De uitspraak van de Hoge Raad benadrukt de noodzaak voor huurders om te verifiëren wie de rechtmatige verhuurder is en dat betalingen aan een verkeerde partij niet als bevrijdend kunnen worden aangemerkt. Dit arrest heeft belangrijke implicaties voor de rechtsverhouding tussen huurders en verhuurders, vooral in situaties waarin eigendomsoverdracht en huurbetalingen aan de orde zijn.

Uitspraak

5 maart 2004
Eerste Kamer
Nr. C02/303HR
JMH/MD
Hoge Raad der Nederlanden
Arrest
in de zaak van:
STICHTING V.B. VAGOBEL,
gevestigd te Rotterdam, doch kantoorhoudende te Amersfoort,
EISERES tot cassatie, voorwaardelijk
incidenteel verweerster,
advocaat: mr. E. van Staden ten Brink,
t e g e n
GELDNET B.V.,
gevestigd te Maarssen,
VERWEERSTER in cassatie,voorwaardelijk
incidenteel eiseres,
advocaat: mr. M. Ynzonides.
1. Het geding in feitelijke instanties
Eiseres tot cassatie - verder te noemen: Vagobel - heeft bij exploot van 28 juni 1999 verweerster in cassatie - verder te noemen: Geldnet - gedagvaard voor de kantonrechter te Arnhem. Na vermeerdering resp. wijziging van eis, heeft zij, voor zover in cassatie nog van belang, gevorderd bij vonnis, uitvoerbaar bij voorraad, Geldnet te veroordelen aan Vagobel te betalen een bedrag van ƒ 503.090,24, te vermeerderen met de wettelijke rente vanaf de dag der dagvaarding tot aan de dag der algehele voldoening.
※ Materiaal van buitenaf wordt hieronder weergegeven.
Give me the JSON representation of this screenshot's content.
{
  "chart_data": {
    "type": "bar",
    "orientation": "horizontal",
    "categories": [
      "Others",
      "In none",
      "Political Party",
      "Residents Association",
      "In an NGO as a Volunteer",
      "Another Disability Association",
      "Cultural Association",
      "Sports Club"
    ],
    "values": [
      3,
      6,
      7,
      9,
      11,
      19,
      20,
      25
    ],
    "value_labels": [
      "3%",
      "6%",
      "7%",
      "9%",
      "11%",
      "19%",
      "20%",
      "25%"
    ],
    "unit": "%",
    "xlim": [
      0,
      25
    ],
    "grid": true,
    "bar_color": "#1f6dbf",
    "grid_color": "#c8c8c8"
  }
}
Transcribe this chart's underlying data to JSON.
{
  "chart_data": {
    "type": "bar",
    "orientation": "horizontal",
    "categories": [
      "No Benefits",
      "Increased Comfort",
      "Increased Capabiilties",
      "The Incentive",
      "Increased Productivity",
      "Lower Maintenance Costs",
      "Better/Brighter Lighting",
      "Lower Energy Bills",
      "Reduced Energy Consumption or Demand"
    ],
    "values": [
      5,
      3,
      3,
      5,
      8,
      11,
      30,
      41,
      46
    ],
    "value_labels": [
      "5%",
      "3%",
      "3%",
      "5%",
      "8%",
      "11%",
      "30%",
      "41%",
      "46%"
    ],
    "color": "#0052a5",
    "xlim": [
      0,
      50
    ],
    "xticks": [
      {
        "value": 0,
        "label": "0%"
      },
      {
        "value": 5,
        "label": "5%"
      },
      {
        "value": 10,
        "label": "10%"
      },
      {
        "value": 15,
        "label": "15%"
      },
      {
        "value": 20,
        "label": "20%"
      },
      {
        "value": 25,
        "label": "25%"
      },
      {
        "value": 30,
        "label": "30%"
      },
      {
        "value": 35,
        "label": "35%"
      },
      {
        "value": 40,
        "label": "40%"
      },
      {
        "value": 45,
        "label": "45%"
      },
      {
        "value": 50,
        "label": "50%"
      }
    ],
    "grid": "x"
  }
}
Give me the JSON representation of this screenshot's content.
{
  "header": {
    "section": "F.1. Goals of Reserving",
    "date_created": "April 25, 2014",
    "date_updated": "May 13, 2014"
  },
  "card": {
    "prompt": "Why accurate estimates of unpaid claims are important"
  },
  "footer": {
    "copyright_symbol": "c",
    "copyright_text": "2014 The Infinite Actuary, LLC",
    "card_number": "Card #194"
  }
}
Geldnet heeft de vorderingen bestreden en een vordering in reconventie ingesteld, die in cassatie niet meer aan de orde is.
De kantonrechter heeft bij vonnis van 20 november 2000 in conventie Geldnet veroordeeld tot betaling aan Vagobel van een bedrag van ƒ 503.090,24, vermeerderd met de wettelijke rente vanaf het tijdstip van de verschuldigdheid van iedere huurtermijn tot de dag der betaling, alsmede vermeerderd met de wettelijke rente over ƒ 9.908,86 vanaf 3 oktober 1995 tot het tijdstip van de voldoening van dit bedrag, en het meer of anders gevorderde afgewezen.
Tegen dit vonnis heeft Geldnet hoger beroep ingesteld bij de rechtbank te Arnhem. Vagobel heeft incidenteel hoger beroep ingesteld.
Bij vonnis van 6 juni 2002 heeft de rechtbank in het principaal appel het vonnis van de kantonrechter van 20 november 2000 vernietigd en opnieuw rechtdoende de vordering van Vagobel alsnog afgewezen.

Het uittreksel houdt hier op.